The fit of the gloves was perfect. Soft and supple, yielding with the flex of my fingers.
I lifted my hands to the lantern for closer inspection. These would certainly fetch a pretty price at market. Not that I’d sell them right away, of course. Rory liked pretending he had the emotional depth of a spoon, but he would be hurt if I bartered his gift a mere day later. Markets weren’t hard to find in Omal. The lower villages were always in need of food and supplies. Trading among themselves was easier than begging for scraps from the palace.
The old man smiled briefly. “Happy birthday, Sylvia.”
Sylvia. My first and favorite lie. I pressed my hands together. “A consolation gift for the spinster?” Not once in five years had Rory failed to remember my fabricated birth date.
“I should hardly think spinsterhood’s threshold as low as twenty years.”
In truth, I was halfway to twenty-one. Another lie.
“You are as old as time itself. The ages below one hundred must all look the same to you.”
He jabbed me with his cane. “It is past the hour for spinsters to be about.”
I left the shop in higher spirits. I pulled my cloak tight around my shoulders, knotting the hood beneath my chin. I had one more task to complete before I could finally reunite with my bed, and it meant delving deeper into the silent village. These were the hours when the mind ran free, when hollow masonry became the whispers of hungry shaiateen and the scratch of scuttling vermin the sounds of the restless dead.
I knew how sinuously fear cobbled shadows into gruesome shapes. I hadn’t slept a full night’s length in long years, and there were days when I trusted nothing beyond the breath in my chest and the earth beneath my feet. The difference between the villagers and me was that I knew the names of my monsters. I knew what they would look like if they found me, and I didn’t have to imagine what kind of fate I would meet.
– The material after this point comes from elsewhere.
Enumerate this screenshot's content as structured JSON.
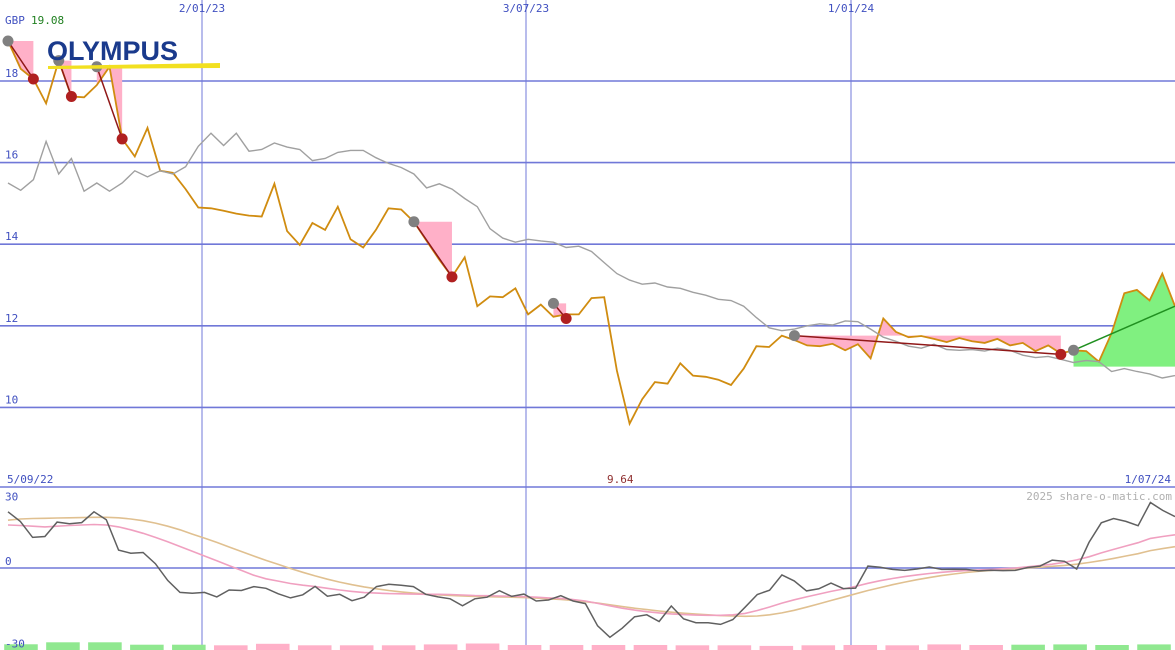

Mahair was a tiny village, but its history was long. Its children would know the tales shared from their mothers and fathers and grandparents. Superstition kept Mahair alive, long after time had turned a new page on its inhabitants.
It also kept me in business.
Instead of turning right toward Raya’s keep, I ducked into the vagrant road. Bits of honey-soaked dough and grease marked the spot where the halawany’s daughters snacked between errands, sitting on the concrete stoop of their parents’ dessert shop. Dodging the dogs nosing at the grease, I checked for anyone who might report my movements back to Rory.